A ROSE BY ANY OTHER NAME

A ROSE BY ANY OTHER NAME

Tight-roping a compelling line between classic and digital art, Shir Pakman’s gaze ushers in the future.

Words by Elianna Bar-El

 

Indulge a surrealist world where Botero’s voluminous figures and Modigliani’s aching portraits join a quarantine thrupple with 50s elastic icon Gumby. You’ve entered the realm of Shir Pakman’s larger-than-life, 3D beings. Luminous, overwhelmingly expressive eyes are the 32-year-old Pakman’s signature, burning holes through your face with their knowing, bored gaze. So impressive, they make a momentous impact even in the works where her subjects are resting with their eyes closed, or even just barely peeking through sausage-thick fingers.

Each work goes into so much detail that you don’t quite know where to land, and as a viewer, you are plunged into a topsy turvy portal of shapes and mazes, as if you are falling while sitting upright and being smacked in the face. Herein lies the waiting for the other ball to drop. A graduate of Jerusalem’s prestigious Bezalel Academy of Art & Design, where Pakman studied animation and screen-based arts, her feminist, bizarre and sometimes sexy works are a magnified tale of the times - insomnia and loopy brain games all depicting digital art in quarantine-saturated months-to-years that no one sees an end to. In her late-night illustrations of self-described ‘bubble heads’, saucer-eyed faces in multiple states of glowering to confused, with limbs floundering about, you can feel the waiting. The impatient finger-tapping. The haphazard need to move and be out.

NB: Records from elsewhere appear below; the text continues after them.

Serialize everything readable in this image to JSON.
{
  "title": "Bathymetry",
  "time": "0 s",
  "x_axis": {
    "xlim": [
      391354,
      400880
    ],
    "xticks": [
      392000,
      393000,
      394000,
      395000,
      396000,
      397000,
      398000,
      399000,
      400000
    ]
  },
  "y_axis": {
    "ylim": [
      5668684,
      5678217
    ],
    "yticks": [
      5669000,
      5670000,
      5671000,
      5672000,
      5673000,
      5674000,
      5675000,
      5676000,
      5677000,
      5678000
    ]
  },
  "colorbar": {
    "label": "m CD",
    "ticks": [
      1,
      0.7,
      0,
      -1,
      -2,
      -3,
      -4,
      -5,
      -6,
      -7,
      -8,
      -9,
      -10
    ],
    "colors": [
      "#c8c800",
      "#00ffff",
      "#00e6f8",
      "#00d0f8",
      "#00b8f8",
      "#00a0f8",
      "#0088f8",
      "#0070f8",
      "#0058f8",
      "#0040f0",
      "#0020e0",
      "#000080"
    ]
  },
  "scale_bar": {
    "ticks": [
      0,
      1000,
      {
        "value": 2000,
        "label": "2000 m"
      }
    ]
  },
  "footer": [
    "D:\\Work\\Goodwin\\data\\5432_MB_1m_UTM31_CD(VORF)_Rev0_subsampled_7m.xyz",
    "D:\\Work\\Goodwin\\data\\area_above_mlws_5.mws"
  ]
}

Continuously drawing deep insight from art history and classical art composition and themes, in her painterly series ‘My Masterpiece,’ Pakman reconfigures some of the most famous paintings ever created, yet spun with her personal impression. “I started to do NFTs with this particular series. ‘My Mona’, ‘My Ophelia’, and others are my interpretations of the art works,” she explains. “All are females who aren’t defined by typical standards of beauty; they were all created by male artists and how they saw a woman. In my renditions, I sought to give the power to the woman and not to those looking at them. Mine are 3D, classical paintings from art history that bridge the past with modern techniques and viewpoints.” She continues: “I keep what the artists’ intended to capture in their work. It is not a conscious decision, but I do try to look specifically at what makes each of the pieces so unique and so universally loved. I try to keep that and change the rest.” For now, Pakman is zeroing in on her most continuous challenge as a digital artist:  “My latest obsession is trying to capture the essence of sketching; the mindless feeling - you just pour it out. I am trying to do the same in 3D. But working in 3D is not fast,” she explains. “It is unemotional and everything is intentional, technique-driven. I am trying to bring more fluidity to the medium.”

Pakman’s NFT works are displayed on Foundation, Super Rare, Dissrup and Institut.